A very significant portion of appellant’s testimony occurred during cross-examination by the State when appellant admitted that he had gone through an almost identical guilty plea proceeding some four years prior. We find the following exchange quite probative:

Q. (the State) Okay. About four years before you had been through these same questions when you pled the first time to an offense; isn’t that correct, sir?
A. Yes, sir. It was the same way it is now. It was too fast. I really didn’t have time, and I really didn’t understand what was going on then. That’s the reason I filed this motion for the new trial today.

We find no abuse of discretion in the trial court’s denial of appellant’s motion for new trial.
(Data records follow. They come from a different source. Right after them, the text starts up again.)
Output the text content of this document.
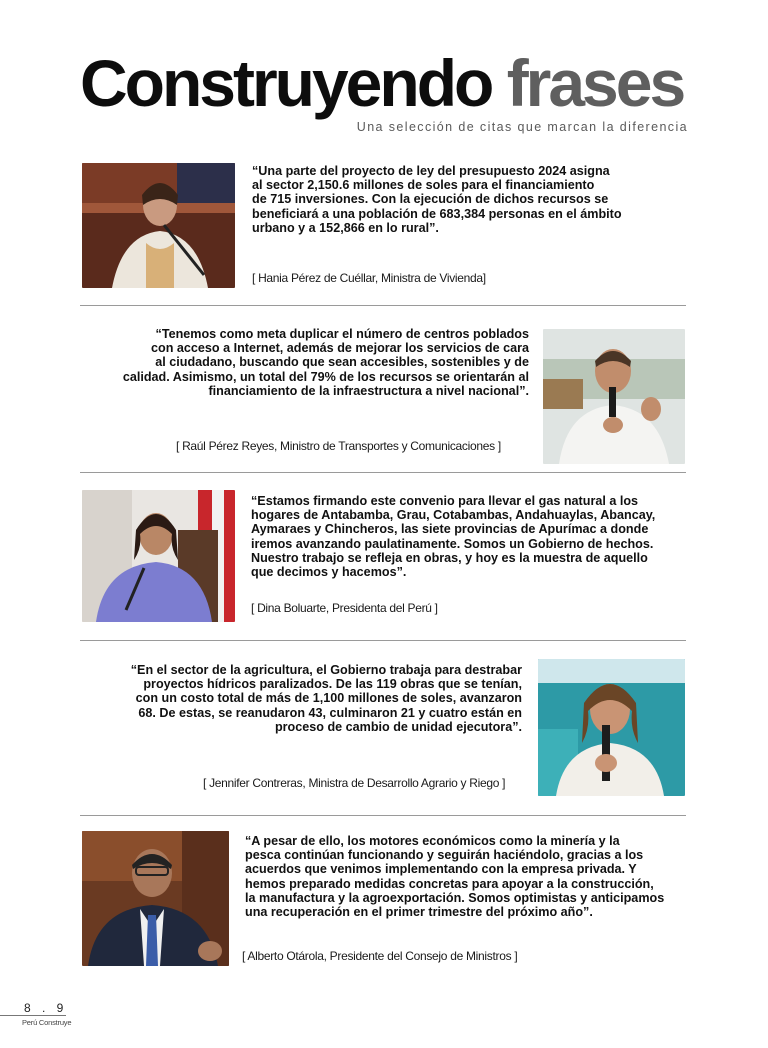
Construyendo frases
Una selección de citas que marcan la diferencia
“Una parte del proyecto de ley del presupuesto 2024 asigna
al sector 2,150.6 millones de soles para el financiamiento
de 715 inversiones. Con la ejecución de dichos recursos se
beneficiará a una población de 683,384 personas en el ámbito
urbano y a 152,866 en lo rural”.
[ Hania Pérez de Cuéllar, Ministra de Vivienda]
“Tenemos como meta duplicar el número de centros poblados
con acceso a Internet, además de mejorar los servicios de cara
al ciudadano, buscando que sean accesibles, sostenibles y de
calidad. Asimismo, un total del 79% de los recursos se orientarán al
financiamiento de la infraestructura a nivel nacional”.
[ Raúl Pérez Reyes, Ministro de Transportes y Comunicaciones ]
“Estamos firmando este convenio para llevar el gas natural a los
hogares de Antabamba, Grau, Cotabambas, Andahuaylas, Abancay,
Aymaraes y Chincheros, las siete provincias de Apurímac a donde
iremos avanzando paulatinamente. Somos un Gobierno de hechos.
Nuestro trabajo se refleja en obras, y hoy es la muestra de aquello
que decimos y hacemos”.
[ Dina Boluarte, Presidenta del Perú ]
“En el sector de la agricultura, el Gobierno trabaja para destrabar
proyectos hídricos paralizados. De las 119 obras que se tenían,
con un costo total de más de 1,100 millones de soles, avanzaron
68. De estas, se reanudaron 43, culminaron 21 y cuatro están en
proceso de cambio de unidad ejecutora”.
[ Jennifer Contreras, Ministra de Desarrollo Agrario y Riego ]
“A pesar de ello, los motores económicos como la minería y la
pesca continúan funcionando y seguirán haciéndolo, gracias a los
acuerdos que venimos implementando con la empresa privada. Y
hemos preparado medidas concretas para apoyar a la construcción,
la manufactura y la agroexportación. Somos optimistas y anticipamos
una recuperación en el primer trimestre del próximo año”.
[ Alberto Otárola, Presidente del Consejo de Ministros ]
8 . 9
Perú Construye
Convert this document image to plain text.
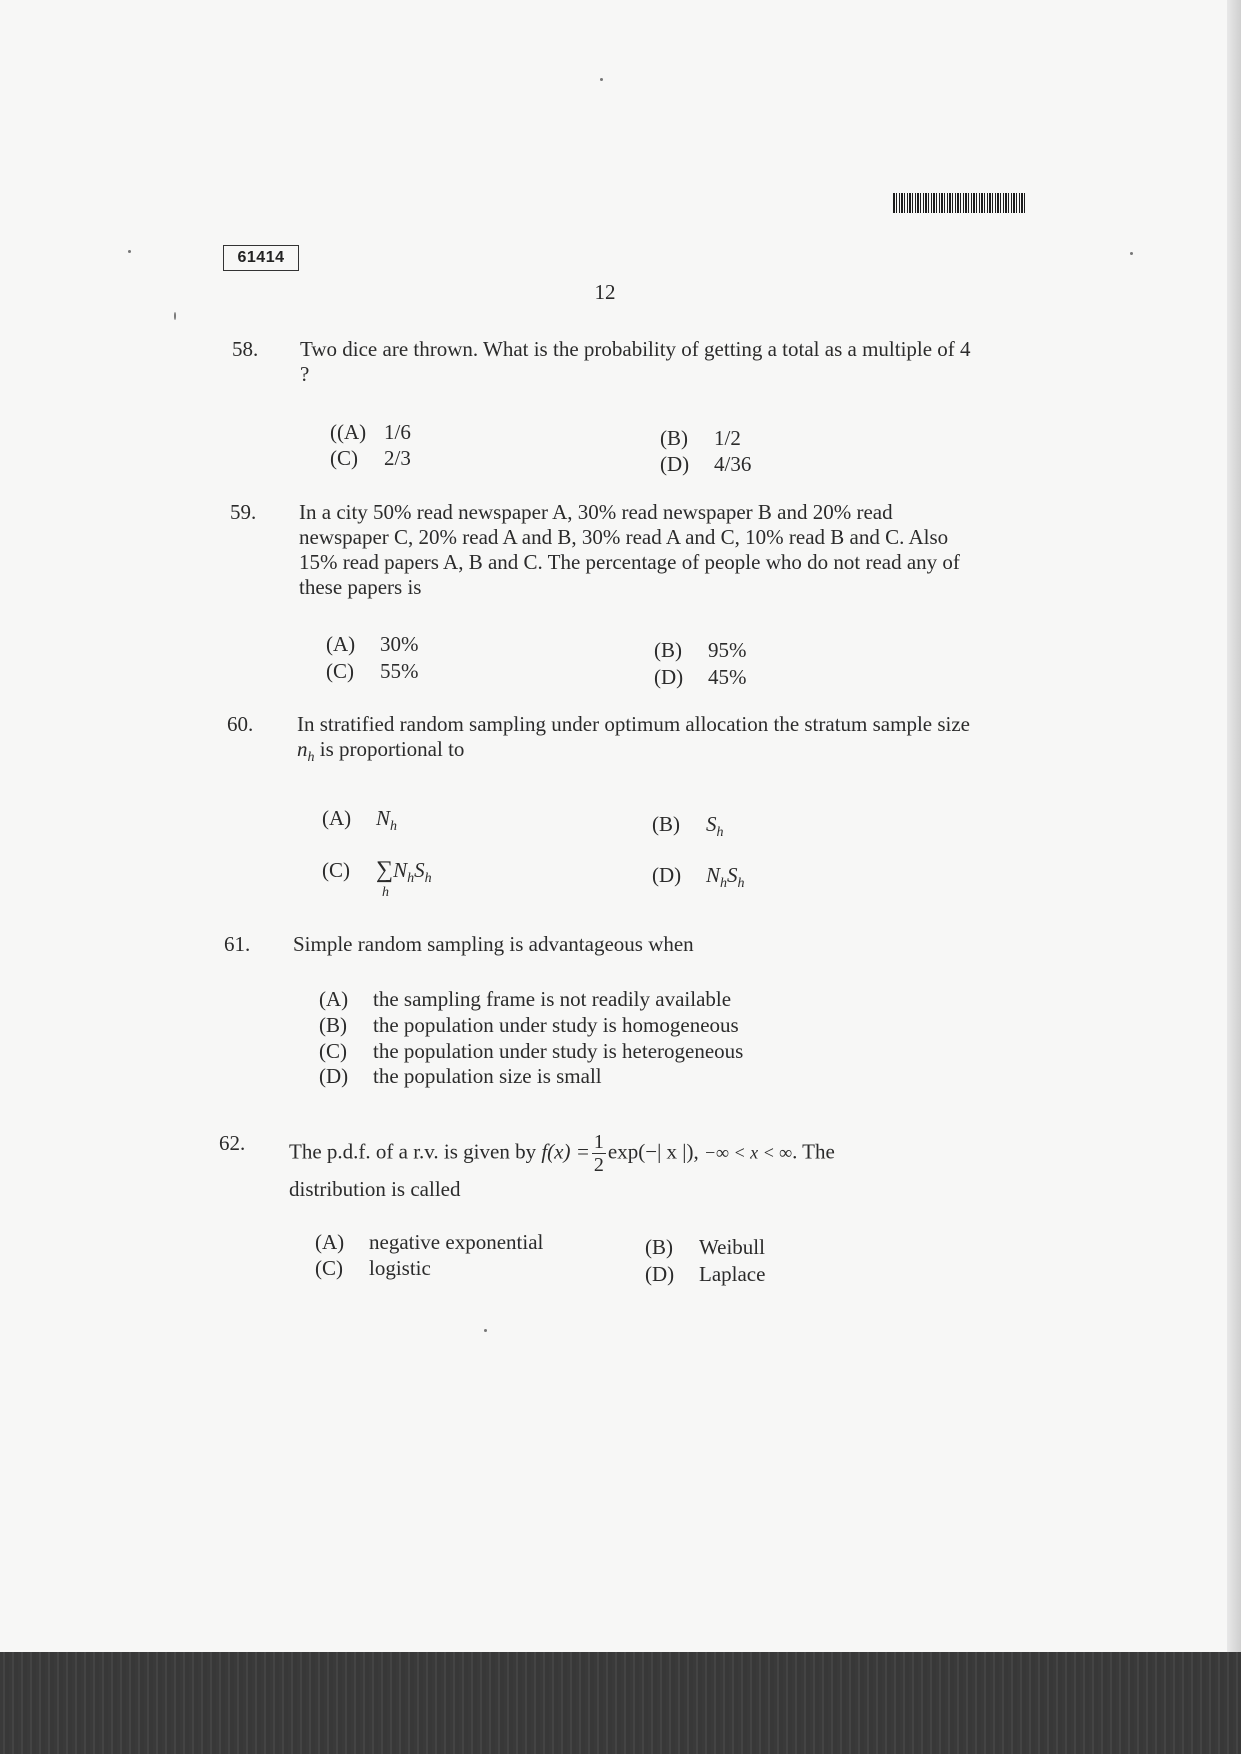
61414
12
58. Two dice are thrown. What is the probability of getting a total as a multiple of 4 ?
((A) 1/6	(B) 1/2
(C) 2/3	(D) 4/36
59. In a city 50% read newspaper A, 30% read newspaper B and 20% read newspaper C, 20% read A and B, 30% read A and C, 10% read B and C. Also 15% read papers A, B and C. The percentage of people who do not read any of these papers is
(A) 30%	(B) 95%
(C) 55%	(D) 45%
60. In stratified random sampling under optimum allocation the stratum sample size $n_h$ is proportional to
(A) $N_h$	(B) $S_h$
(C) ∑
h
$N_hS_h$	(D) $N_hS_h$
61. Simple random sampling is advantageous when
(A) the sampling frame is not readily available
(B) the population under study is homogeneous
(C) the population under study is heterogeneous
(D) the population size is small
62. The p.d.f. of a r.v. is given by $f(x) = \frac{1}{2} \exp(-|$ x |), −∞ < x < ∞. The
distribution is called
(A) negative exponential	(B) Weibull
(C) logistic	(D) Laplace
It appears that appellant’s main concern was the search and seizure issue and that the competency issue was somewhat of an afterthought. Appellant had been involved with guilty plea proceedings some four years before. Furthermore, the testimony of appellant’s own attorney can be characterized as inconclusive at best. Any credibility determinations were for the trial court to make. A fact issue as to appellant’s competence to go forward with the guilty plea proceeding on October 7, 1992, was raised. We find no error by the trial court in denying appellant’s motion for new trial. Point of error one is overruled, and the judgment and sentence are affirmed.

AFFIRMED.

. Tex.Code Crim.Proc.Ann. art. 46.02 (Vernon 1989) deals with incompetency to stand trial, and provides, in pertinent part:

Sec. 1. (a) A person is incompetent to stand trial if he does not have:
(1) sufficient present ability to consult with his lawyer with a reasonable degree of rational understanding; or
(2) a rational as well as factual understanding of the proceedings against him.